YM BioSciences
- Industry: Pharmaceutics Biotechnology
- Founded: 1992
- Founders: David Allan (CEO) Tarrnie Williams (Director)
- Defunct: 2013
- Fate: Merged into Gilead Sciences
- Successor: Gilead Sciences
- Headquarters: Toronto, Ontario, Canada
- Products: CYT-387
- Revenue: $21 million In 2012
- Website: www.ymbiosciences.com

= YM Biosciences =

YM BioSciences Inc. was a Canadian drug development company primarily focused on advancing CYT-387, an orally administered inhibitor of both the JAK1 and JAK2 kinases, which have been implicated in a number of hematological and immune cell disorders including myeloproliferative neoplasms and inflammatory diseases as well as certain cancers. YM BioSciences also had several preclinical programs underway with candidates from its library of compounds identified through internal research conducted at YM BioSciences Australia.

The company also advanced other clinical-stage products, including Nimotuzumab, an EGFR-targeting monoclonal antibody, and CYT997, a vascular disrupting agent (VDA).

The company was listed on the Toronto Stock Exchange and the New York Stock Exchange.

YM BioSciences was the first company from any major-market country to enter into a relationship with the Cuban Government for the development of a number of that country's biopharmaceuticals, with first licenses concluding in 1995. In 1994, the company created a joint venture with Centro de Inmunología Molecular (CCIMAB) in Cuba called CIMYM BioSciences. The joint venture developed the Nimotuzumab drug.

In February 2013, Gilead Sciences completed the acquisition of YM Biosciences for US$510 million.

==Nimotuzumab research==
YM BioSciences' principal medicine of interest was a monoclonal antibody – Nimotuzumab – targeting the epidermal growth factor receptor. YM BioSciences received Orphan Drug Designation from the FDA for Nimotuzumab in 2004 and received a number of single-patient IND clearances starting in 2005. After receiving approval from the Office of Foreign Asset Control in March 200, the first patient was treated at Doernbecher Children's Hospital of Oregon Health and Science University for inoperable, recurrent, diffuse intrinsic pontine glioma. That approval was extended to unlimited clinical use. In August 2007, YM BioSciences received clearance from the FDA to conduct a Phase II trial. That trial was conducted at seven leading cancer institutes across the United States, including Memorial Sloan-Kettering, M.D. Anderson, Johns Hopkins, University of Florida, Vanderbilt Children's Hospital, Children's Hospital/University of Colorado and NYU Medical Center.

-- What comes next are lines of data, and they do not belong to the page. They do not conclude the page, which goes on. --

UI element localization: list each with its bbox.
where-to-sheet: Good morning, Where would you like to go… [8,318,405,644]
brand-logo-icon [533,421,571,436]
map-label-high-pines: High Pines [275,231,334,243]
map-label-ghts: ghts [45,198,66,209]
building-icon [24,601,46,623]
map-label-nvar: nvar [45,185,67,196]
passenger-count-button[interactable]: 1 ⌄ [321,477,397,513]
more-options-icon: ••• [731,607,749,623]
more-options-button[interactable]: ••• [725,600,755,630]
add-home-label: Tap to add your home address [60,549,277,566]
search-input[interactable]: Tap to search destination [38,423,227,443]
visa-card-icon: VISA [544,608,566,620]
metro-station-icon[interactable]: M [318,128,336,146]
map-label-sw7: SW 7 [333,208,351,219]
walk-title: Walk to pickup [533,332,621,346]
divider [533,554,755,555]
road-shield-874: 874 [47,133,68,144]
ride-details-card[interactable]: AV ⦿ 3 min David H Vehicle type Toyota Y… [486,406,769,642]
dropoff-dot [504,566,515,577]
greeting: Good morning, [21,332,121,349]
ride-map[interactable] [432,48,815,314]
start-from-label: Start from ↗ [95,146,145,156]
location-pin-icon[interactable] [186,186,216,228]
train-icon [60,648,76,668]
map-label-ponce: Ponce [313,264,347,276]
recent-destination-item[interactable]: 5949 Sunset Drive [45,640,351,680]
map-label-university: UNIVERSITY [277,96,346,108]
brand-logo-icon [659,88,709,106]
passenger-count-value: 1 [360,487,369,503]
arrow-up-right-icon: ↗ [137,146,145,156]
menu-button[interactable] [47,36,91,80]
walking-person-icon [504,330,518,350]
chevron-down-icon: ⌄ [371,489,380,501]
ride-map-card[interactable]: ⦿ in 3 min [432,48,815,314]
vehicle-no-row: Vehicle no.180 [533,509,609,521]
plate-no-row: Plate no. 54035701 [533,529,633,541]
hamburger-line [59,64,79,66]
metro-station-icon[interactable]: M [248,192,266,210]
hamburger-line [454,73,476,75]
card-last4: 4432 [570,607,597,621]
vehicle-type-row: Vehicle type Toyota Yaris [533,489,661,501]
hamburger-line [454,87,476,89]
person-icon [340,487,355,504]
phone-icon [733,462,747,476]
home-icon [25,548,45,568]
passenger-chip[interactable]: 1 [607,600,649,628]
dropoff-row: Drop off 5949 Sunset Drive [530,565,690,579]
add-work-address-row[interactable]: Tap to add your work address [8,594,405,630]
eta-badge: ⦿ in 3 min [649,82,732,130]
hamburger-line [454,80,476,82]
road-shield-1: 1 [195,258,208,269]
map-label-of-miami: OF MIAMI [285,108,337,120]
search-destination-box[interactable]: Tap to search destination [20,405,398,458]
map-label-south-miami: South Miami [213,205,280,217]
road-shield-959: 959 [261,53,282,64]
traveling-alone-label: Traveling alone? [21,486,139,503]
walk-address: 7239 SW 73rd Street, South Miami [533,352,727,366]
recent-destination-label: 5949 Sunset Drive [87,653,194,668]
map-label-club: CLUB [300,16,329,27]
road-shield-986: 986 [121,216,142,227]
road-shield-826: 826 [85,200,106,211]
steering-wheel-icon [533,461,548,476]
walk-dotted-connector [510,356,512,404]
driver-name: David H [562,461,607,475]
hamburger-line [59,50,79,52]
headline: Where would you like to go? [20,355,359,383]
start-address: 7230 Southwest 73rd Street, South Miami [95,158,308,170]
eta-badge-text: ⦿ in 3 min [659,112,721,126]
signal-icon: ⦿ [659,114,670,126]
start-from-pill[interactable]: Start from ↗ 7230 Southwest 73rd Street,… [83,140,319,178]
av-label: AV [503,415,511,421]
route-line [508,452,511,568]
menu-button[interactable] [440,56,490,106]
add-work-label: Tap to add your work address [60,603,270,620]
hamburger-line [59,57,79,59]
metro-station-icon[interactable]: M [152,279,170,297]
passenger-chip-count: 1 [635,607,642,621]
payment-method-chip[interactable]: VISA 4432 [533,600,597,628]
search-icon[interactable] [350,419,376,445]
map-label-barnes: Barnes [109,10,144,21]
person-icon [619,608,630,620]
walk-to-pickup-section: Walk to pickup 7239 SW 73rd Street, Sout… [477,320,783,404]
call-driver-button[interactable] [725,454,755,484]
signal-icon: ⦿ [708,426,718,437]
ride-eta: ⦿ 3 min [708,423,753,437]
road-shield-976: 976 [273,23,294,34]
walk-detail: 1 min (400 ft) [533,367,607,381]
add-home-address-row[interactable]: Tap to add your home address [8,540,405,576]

This was the first IND in history ever cleared by the United States FDA for clinical trials with Cuban-origin biopharmaceuticals and certainly the first Orphan Drug designation.

In 2010, after investing many years of lobbying the United States State Department, and, specifically, as a consequence of the assistance from Senators John Kerry, Christopher Dodd and Richard Lugar, YM was cleared by the Office of Foreign Assets Control to import Nimotuzumab for unlimited clinical development and was cleared by the FDA for Phase II trials in both Non-Small Cell Lung cancer and Brain Metastases from NSCLC.

In Canada, in June 2007, the company received clearance from Health Canada to begin a Phase II trial of nimotuzumab in colorectal cancer patients who had not responded to previous treatments.